Design and construction
- Architects: Vittorio Cafiero, Mario Ridolfi

= FAO Headquarters =

The FAO Building (Palazzo FAO, literally "FAO Palace") is the international headquarters of the Food and Agriculture Organization (FAO), located in the San Saba rione of Rome, Italy. Originally built under the Fascist government of Italy in the 1930s to be the seat of the Ministry of Italian Africa, the building was repurposed after World War II to be the headquarters of the then-new United Nations' agricultural agency, the FAO. The building is located the in one of the most scenic parts of Rome, southeast of the Aventine Hill, and overlooking the Baths of Caracalla and the Circus Maximus.

==History==
The building was designed in 1938 by Vittorio Cafiero, the designer of the city plan of Asmara, and Mario Ridolfi, one of the masters of Italian Rationalism, and was originally designated to be the seat of the Ministry of Italian Africa: this was named until 1937, the year of the Italian conquest of Ethiopia, the Ministry of the Colonies, and was abolished in 1953. In front of the enormous building a four lane avenue was opened; it was named "Viale Africa" after it, and renamed "Viale Aventino", after the hill which faces the building, in 1945. The palace was still unfinished when Italy surrendered to the allies in September 1943. The construction works, now directed only by Cafiero, started again in 1947, and the building was supposed to host the Ministry of Post and Telecommunication. After the decision to assign the edifice to FAO, the building was enlarged, and work was finished in 1952. The Italian State endowed to the building the right of extraterritoriality, and rented it to FAO for the symbolic rate of one US dollar, to be paid yearly in advance.

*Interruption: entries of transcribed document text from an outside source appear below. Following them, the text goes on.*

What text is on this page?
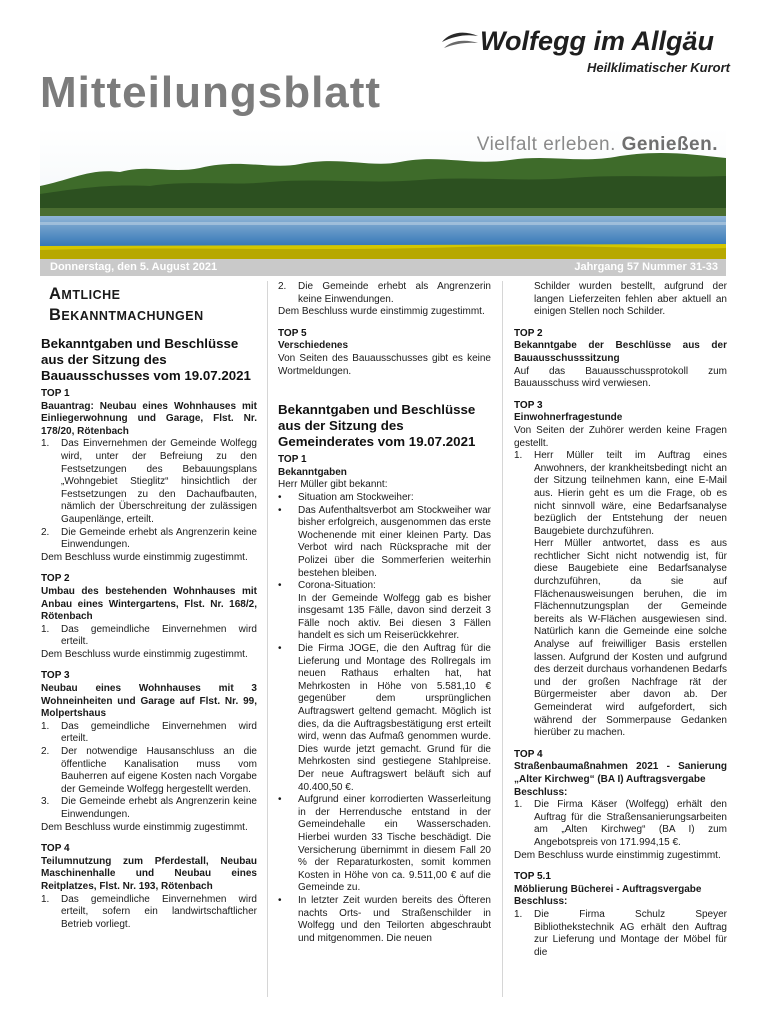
Wolfegg im Allgäu
Heilklimatischer Kurort
Mitteilungsblatt
Vielfalt erleben. Genießen.
Donnerstag, den 5. August 2021	Jahrgang 57 Nummer 31-33
AMTLICHE
BEKANNTMACHUNGEN
Bekanntgaben und Beschlüsse aus der Sitzung des Bauausschusses vom 19.07.2021
TOP 1

Bauantrag: Neubau eines Wohnhauses mit Einliegerwohnung und Garage, Flst. Nr. 178/20, Rötenbach

1. Das Einvernehmen der Gemeinde Wolfegg wird, unter der Befreiung zu den Festsetzungen des Bebauungsplans „Wohngebiet Stieglitz“ hinsichtlich der Festsetzungen zu den Dachaufbauten, nämlich der Überschreitung der zulässigen Gaupenlänge, erteilt.
2. Die Gemeinde erhebt als Angrenzerin keine Einwendungen.

Dem Beschluss wurde einstimmig zugestimmt.

TOP 2

Umbau des bestehenden Wohnhauses mit Anbau eines Wintergartens, Flst. Nr. 168/2, Rötenbach

1. Das gemeindliche Einvernehmen wird erteilt.

Dem Beschluss wurde einstimmig zugestimmt.

TOP 3

Neubau eines Wohnhauses mit 3 Wohneinheiten und Garage auf Flst. Nr. 99, Molpertshaus

1. Das gemeindliche Einvernehmen wird erteilt.
2. Der notwendige Hausanschluss an die öffentliche Kanalisation muss vom Bauherren auf eigene Kosten nach Vorgabe der Gemeinde Wolfegg hergestellt werden.
3. Die Gemeinde erhebt als Angrenzerin keine Einwendungen.

Dem Beschluss wurde einstimmig zugestimmt.

TOP 4

Teilumnutzung zum Pferdestall, Neubau Maschinenhalle und Neubau eines Reitplatzes, Flst. Nr. 193, Rötenbach

1. Das gemeindliche Einvernehmen wird erteilt, sofern ein landwirtschaftlicher Betrieb vorliegt.
2. Die Gemeinde erhebt als Angrenzerin keine Einwendungen.

Dem Beschluss wurde einstimmig zugestimmt.

TOP 5

Verschiedenes

Von Seiten des Bauausschusses gibt es keine Wortmeldungen.

Bekanntgaben und Beschlüsse aus der Sitzung des Gemeinderates vom 19.07.2021
TOP 1

Bekanntgaben

Herr Müller gibt bekannt:

• Situation am Stockweiher:
• Das Aufenthaltsverbot am Stockweiher war bisher erfolgreich, ausgenommen das erste Wochenende mit einer kleinen Party. Das Verbot wird nach Rücksprache mit der Polizei über die Sommerferien weiterhin bestehen bleiben.
• Corona-Situation:
In der Gemeinde Wolfegg gab es bisher insgesamt 135 Fälle, davon sind derzeit 3 Fälle noch aktiv. Bei diesen 3 Fällen handelt es sich um Reiserückkehrer.
• Die Firma JOGE, die den Auftrag für die Lieferung und Montage des Rollregals im neuen Rathaus erhalten hat, hat Mehrkosten in Höhe von 5.581,10 € gegenüber dem ursprünglichen Auftragswert geltend gemacht. Möglich ist dies, da die Auftragsbestätigung erst erteilt wird, wenn das Aufmaß genommen wurde. Dies wurde jetzt gemacht. Grund für die Mehrkosten sind gestiegene Stahlpreise. Der neue Auftragswert beläuft sich auf 40.400,50 €.
• Aufgrund einer korrodierten Wasserleitung in der Herrendusche entstand in der Gemeindehalle ein Wasserschaden. Hierbei wurden 33 Tische beschädigt. Die Versicherung übernimmt in diesem Fall 20 % der Reparaturkosten, somit kommen Kosten in Höhe von ca. 9.511,00 € auf die Gemeinde zu.
• In letzter Zeit wurden bereits des Öfteren nachts Orts- und Straßenschilder in Wolfegg und den Teilorten abgeschraubt und mitgenommen. Die neuen

Schilder wurden bestellt, aufgrund der langen Lieferzeiten fehlen aber aktuell an einigen Stellen noch Schilder.

TOP 2

Bekanntgabe der Beschlüsse aus der Bauausschusssitzung

Auf das Bauausschussprotokoll zum Bauausschuss wird verwiesen.

TOP 3

Einwohnerfragestunde

Von Seiten der Zuhörer werden keine Fragen gestellt.

1. Herr Müller teilt im Auftrag eines Anwohners, der krankheitsbedingt nicht an der Sitzung teilnehmen kann, eine E-Mail aus. Hierin geht es um die Frage, ob es nicht sinnvoll wäre, eine Bedarfsanalyse bezüglich der Entstehung der neuen Baugebiete durchzuführen.

Herr Müller antwortet, dass es aus rechtlicher Sicht nicht notwendig ist, für diese Baugebiete eine Bedarfsanalyse durchzuführen, da sie auf Flächenausweisungen beruhen, die im Flächennutzungsplan der Gemeinde bereits als W-Flächen ausgewiesen sind. Natürlich kann die Gemeinde eine solche Analyse auf freiwilliger Basis erstellen lassen. Aufgrund der Kosten und aufgrund des derzeit durchaus vorhandenen Bedarfs und der großen Nachfrage rät der Bürgermeister aber davon ab. Der Gemeinderat wird aufgefordert, sich während der Sommerpause Gedanken hierüber zu machen.

TOP 4

Straßenbaumaßnahmen 2021 - Sanierung „Alter Kirchweg“ (BA I) Auftragsvergabe

Beschluss:

1. Die Firma Käser (Wolfegg) erhält den Auftrag für die Straßensanierungsarbeiten am „Alten Kirchweg“ (BA I) zum Angebotspreis von 171.994,15 €.

Dem Beschluss wurde einstimmig zugestimmt.

TOP 5.1

Möblierung Bücherei - Auftragsvergabe

Beschluss:

1. Die Firma Schulz Speyer Bibliothekstechnik AG erhält den Auftrag zur Lieferung und Montage der Möbel für die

In 1937, after the invasion of Ethiopia, Italian army specialists had brought to Rome the second longest Stele among the many existing in Axum. The 4th-century monolith, which in Ethiopia lay for centuries on the ground and was broken in several pieces, was erected in front of the area designated to host the Ministry of Italian Africa building, in order to show the usage of the new complex. In 2005, after restoration, the stele was taken back to Ethiopia and erected in Axum by the Italian Government.